What I would like to talk about is performance. The performance of the NAND flash itself depends on the number of levels the cells have. SLC is faster than MLC, MLC is faster than TLC and so on. Manufacturers often operate part of the NAND with fewer levels than the rest of the drive to cache writes and then shuffle the data to the slower flash. For example, if you have a 1TB TLC drive, it might have 30-60GB that operate in MLC mode, speeding up the writes. This is called a write cache and can be really useful, unless it fills up, in which case the writes will slow down. Once the write cache is written to, the drive will slowly shuffle the data over from the MLC area to the TLC area in the background. This is fully independent of the host and does not need any software or driver support.

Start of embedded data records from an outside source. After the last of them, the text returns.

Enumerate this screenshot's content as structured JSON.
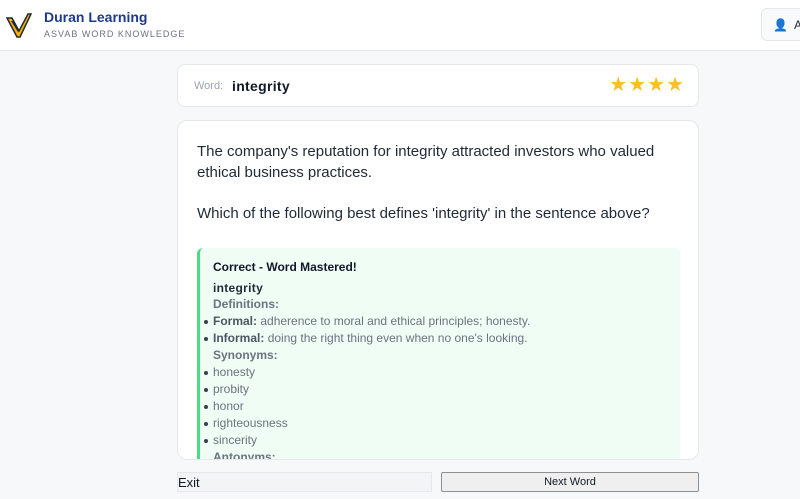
{
  "header": {
    "title": "Duran Learning",
    "subtitle": "ASVAB WORD KNOWLEDGE",
    "user_label": "A"
  },
  "word_card": {
    "label": "Word:",
    "word": "integrity",
    "stars": 4
  },
  "question": {
    "sentence": "The company's reputation for integrity attracted investors who valued ethical business practices.",
    "prompt": "Which of the following best defines 'integrity' in the sentence above?"
  },
  "feedback": {
    "title": "Correct - Word Mastered!",
    "word": "integrity",
    "definitions_heading": "Definitions:",
    "definitions": [
      {
        "kind": "Formal:",
        "text": "adherence to moral and ethical principles; honesty."
      },
      {
        "kind": "Informal:",
        "text": "doing the right thing even when no one's looking."
      }
    ],
    "synonyms_heading": "Synonyms:",
    "synonyms": [
      "honesty",
      "probity",
      "honor",
      "righteousness",
      "sincerity"
    ],
    "antonyms_heading": "Antonyms:"
  },
  "footer": {
    "exit_label": "Exit",
    "next_label": "Next Word"
  },
  "colors": {
    "brand": "#1e3a8a",
    "accent_green": "#4ade80",
    "star": "#fbbf24"
  }
}
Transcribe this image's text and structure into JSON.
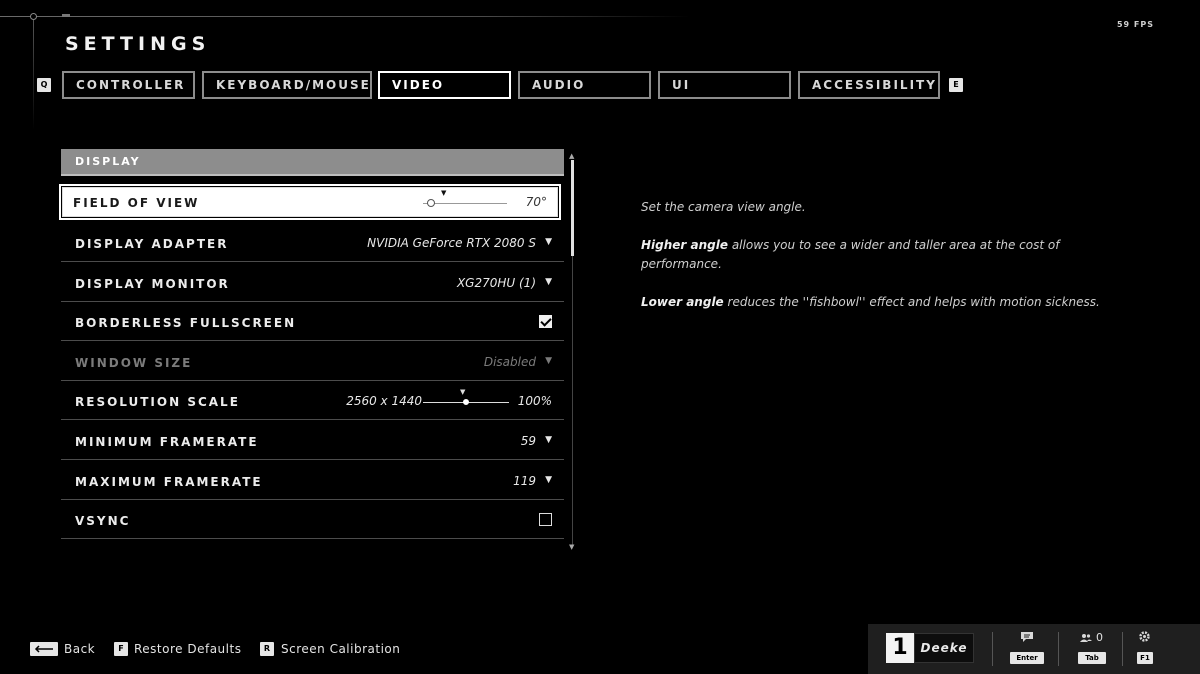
{
  "fps": "59 FPS",
  "title": "SETTINGS",
  "tabs": {
    "prev_key": "Q",
    "next_key": "E",
    "items": [
      {
        "label": "CONTROLLER",
        "active": false
      },
      {
        "label": "KEYBOARD/MOUSE",
        "active": false
      },
      {
        "label": "VIDEO",
        "active": true
      },
      {
        "label": "AUDIO",
        "active": false
      },
      {
        "label": "UI",
        "active": false
      },
      {
        "label": "ACCESSIBILITY",
        "active": false
      }
    ]
  },
  "section": {
    "header": "DISPLAY",
    "rows": [
      {
        "label": "FIELD OF VIEW",
        "value": "70°",
        "slider_value": 0.1
      },
      {
        "label": "DISPLAY ADAPTER",
        "value": "NVIDIA GeForce RTX 2080 S"
      },
      {
        "label": "DISPLAY MONITOR",
        "value": "XG270HU (1)"
      },
      {
        "label": "BORDERLESS FULLSCREEN",
        "checked": true
      },
      {
        "label": "WINDOW SIZE",
        "value": "Disabled",
        "disabled": true
      },
      {
        "label": "RESOLUTION SCALE",
        "resolution": "2560 x 1440",
        "value": "100%",
        "slider_value": 0.5
      },
      {
        "label": "MINIMUM FRAMERATE",
        "value": "59"
      },
      {
        "label": "MAXIMUM FRAMERATE",
        "value": "119"
      },
      {
        "label": "VSYNC",
        "checked": false
      }
    ]
  },
  "description": {
    "line1": "Set the camera view angle.",
    "higher_bold": "Higher angle",
    "higher_rest": " allows you to see a wider and taller area at the cost of performance.",
    "lower_bold": "Lower angle",
    "lower_rest": " reduces the ''fishbowl'' effect and helps with motion sickness."
  },
  "footer": {
    "back_label": "Back",
    "restore_key": "F",
    "restore_label": "Restore Defaults",
    "calibration_key": "R",
    "calibration_label": "Screen Calibration"
  },
  "dock": {
    "rank": "1",
    "gamertag": "Deeke",
    "chat_key": "Enter",
    "party_count": "0",
    "party_key": "Tab",
    "settings_key": "F1"
  }
}
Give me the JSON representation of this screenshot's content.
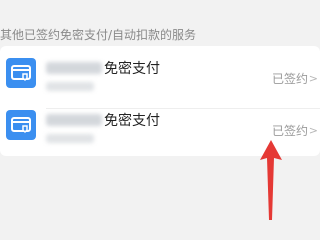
{
  "section": {
    "title": "其他已签约免密支付/自动扣款的服务"
  },
  "services": [
    {
      "label": "免密支付",
      "status": "已签约",
      "icon": "card-shield-icon"
    },
    {
      "label": "免密支付",
      "status": "已签约",
      "icon": "card-shield-icon"
    }
  ],
  "colors": {
    "accent": "#3b8ff0",
    "annotation_arrow": "#e53935"
  }
}
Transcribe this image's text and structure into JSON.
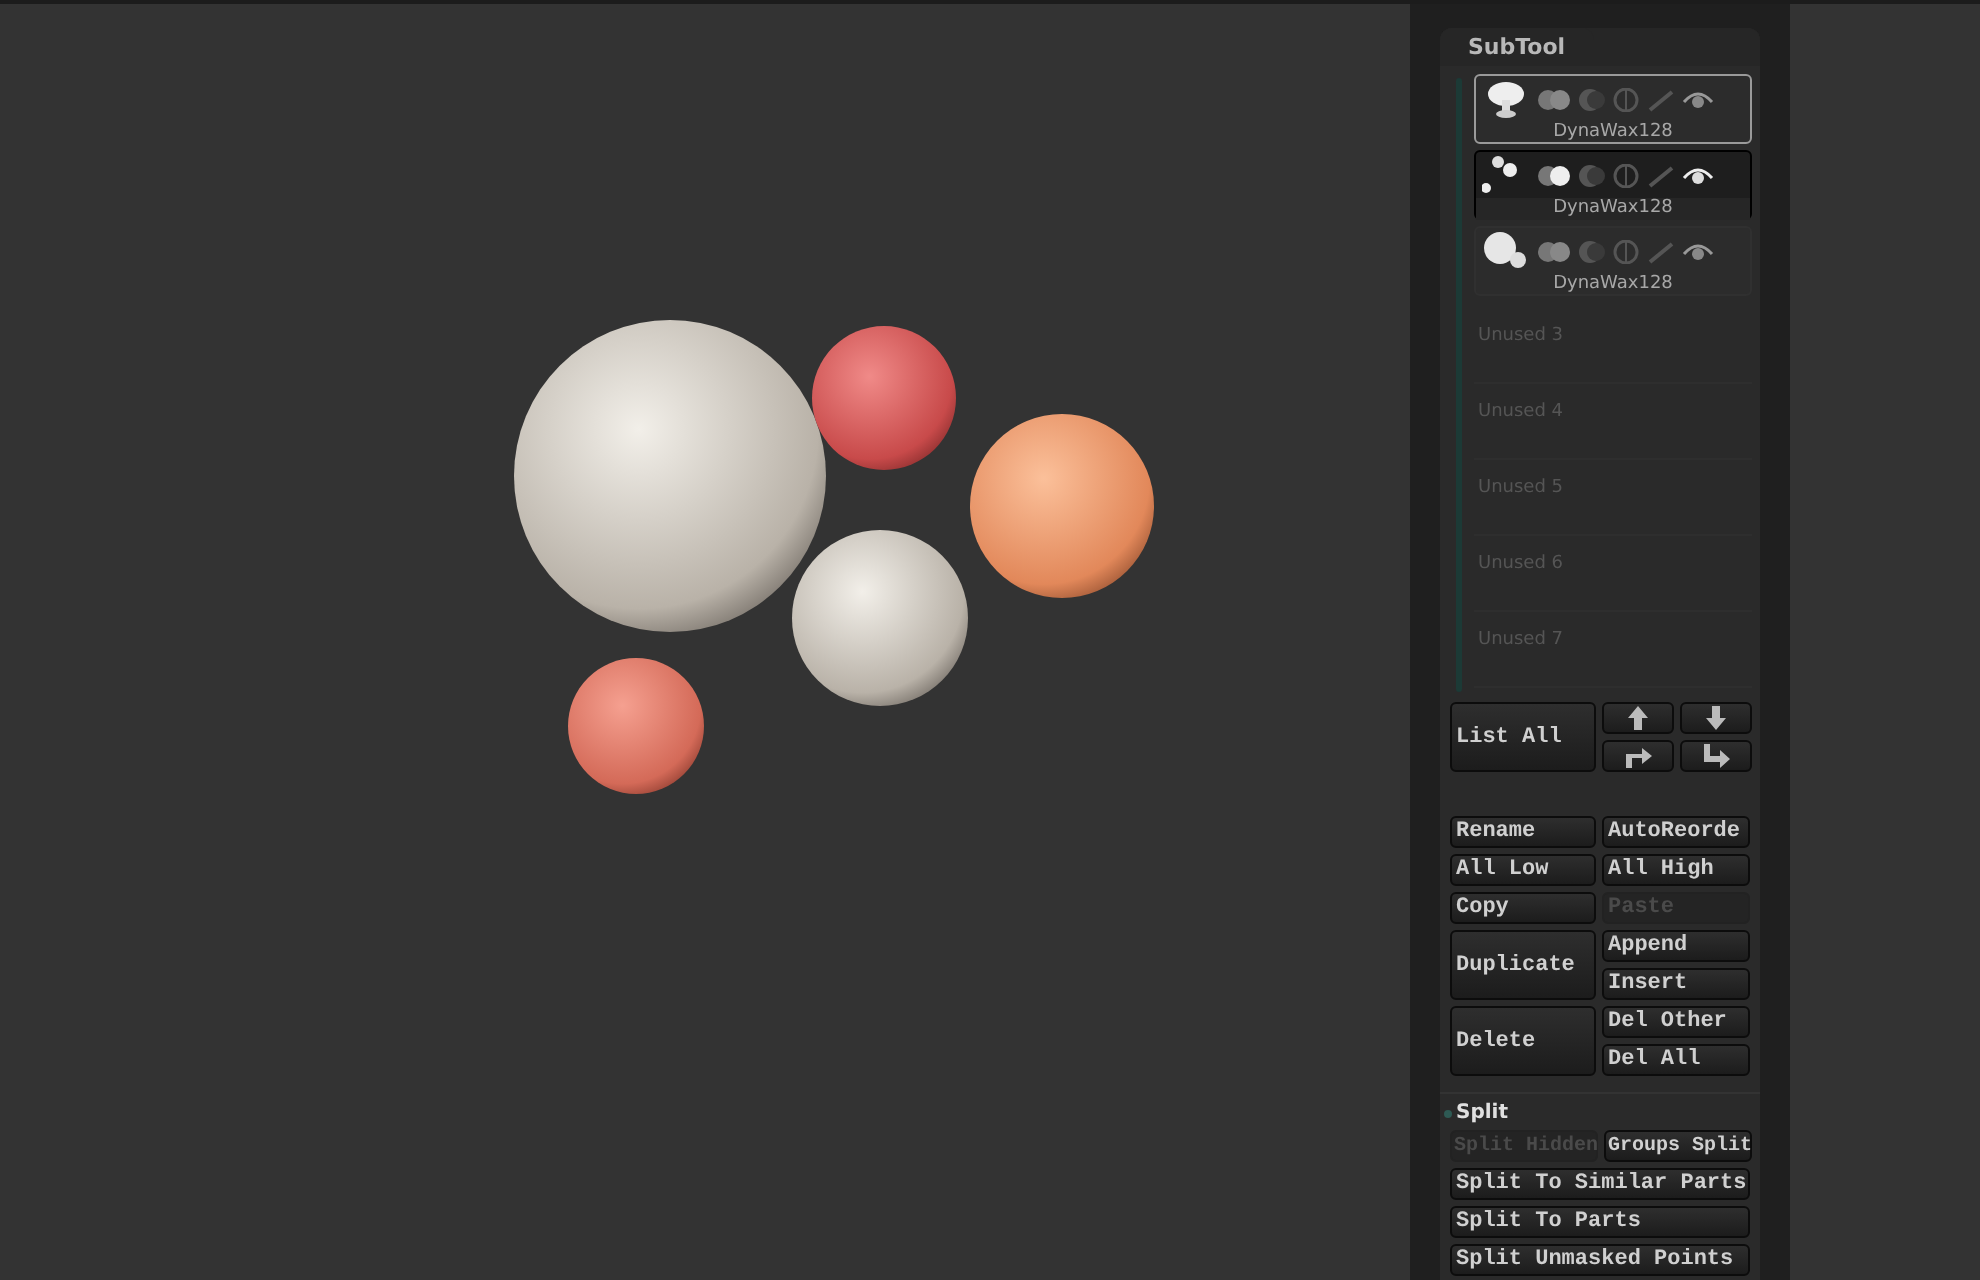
{
  "subtool": {
    "title": "SubTool",
    "items": [
      {
        "name": "DynaWax128",
        "selected": true,
        "highlighted": false,
        "visible": true
      },
      {
        "name": "DynaWax128",
        "selected": false,
        "highlighted": true,
        "visible": true
      },
      {
        "name": "DynaWax128",
        "selected": false,
        "highlighted": false,
        "visible": true
      }
    ],
    "unused_slots": [
      "Unused  3",
      "Unused  4",
      "Unused  5",
      "Unused  6",
      "Unused  7"
    ],
    "list_all": "List All",
    "button_groups": [
      {
        "left": {
          "label": "Rename",
          "disabled": false
        },
        "right": [
          {
            "label": "AutoReorde",
            "disabled": false
          }
        ]
      },
      {
        "left": {
          "label": "All Low",
          "disabled": false
        },
        "right": [
          {
            "label": "All High",
            "disabled": false
          }
        ]
      },
      {
        "left": {
          "label": "Copy",
          "disabled": false
        },
        "right": [
          {
            "label": "Paste",
            "disabled": true
          }
        ]
      },
      {
        "left": {
          "label": "Duplicate",
          "disabled": false
        },
        "right": [
          {
            "label": "Append",
            "disabled": false
          },
          {
            "label": "Insert",
            "disabled": false
          }
        ]
      },
      {
        "left": {
          "label": "Delete",
          "disabled": false
        },
        "right": [
          {
            "label": "Del Other",
            "disabled": false
          },
          {
            "label": "Del All",
            "disabled": false
          }
        ]
      }
    ]
  },
  "split": {
    "title": "Split",
    "pair": [
      {
        "label": "Split Hidden",
        "disabled": true
      },
      {
        "label": "Groups Split",
        "disabled": false
      }
    ],
    "buttons": [
      {
        "label": "Split To Similar Parts",
        "disabled": false
      },
      {
        "label": "Split To Parts",
        "disabled": false
      },
      {
        "label": "Split Unmasked Points",
        "disabled": false
      }
    ]
  }
}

The other aspect is the presence of the onboard RAM. This is usually used to store the data mapping tables, which essentially describe where the data is saved on the flash cells, as well as a cache for buffering the data that’s to be written to the NAND cells to reduce write amplification. Write amplification happens when the data block that the host attempts to write on the drive is smaller than the block size of the SSD, so even when the host writes a 4KB file, the SSD needs to overwrite an entire 128KB block, because that’s the smallest allocation unit it can access in one go. Caching writes and bundling them into 128KB (or whatever the smallest allocation unit is) blocks can help speed up the write performance of a drive.
There is a technology called HMB or host memory buffer, which allows the SSD to access the system RAM for storing these mapping tables, which does help, but it isn’t as fast as a dedicated RAM chip. This is only available on newer NVMe drives, as it requires the PCIe bus to access the system memory using DMA.
And finally a controller can have a varying number of NAND flash controllers. These are somewhat analogous to memory channels on a PC. The more you have, the more cells you can talk to in parallel, although these also increase the complexity and power consumption of the drive. Most consumer drives have 8-channel controllers, while in the enterprise market it’s possible to find 12 or even 16-channel variants. What I would like to point out is that with the more modern packaging technologies, one physical NAND package (that black “chip” on the PCB) may contain multiple silicon dies inside and therefore it’s possible to feel an 8-channel controller with only two NAND packages that have 4 dies each.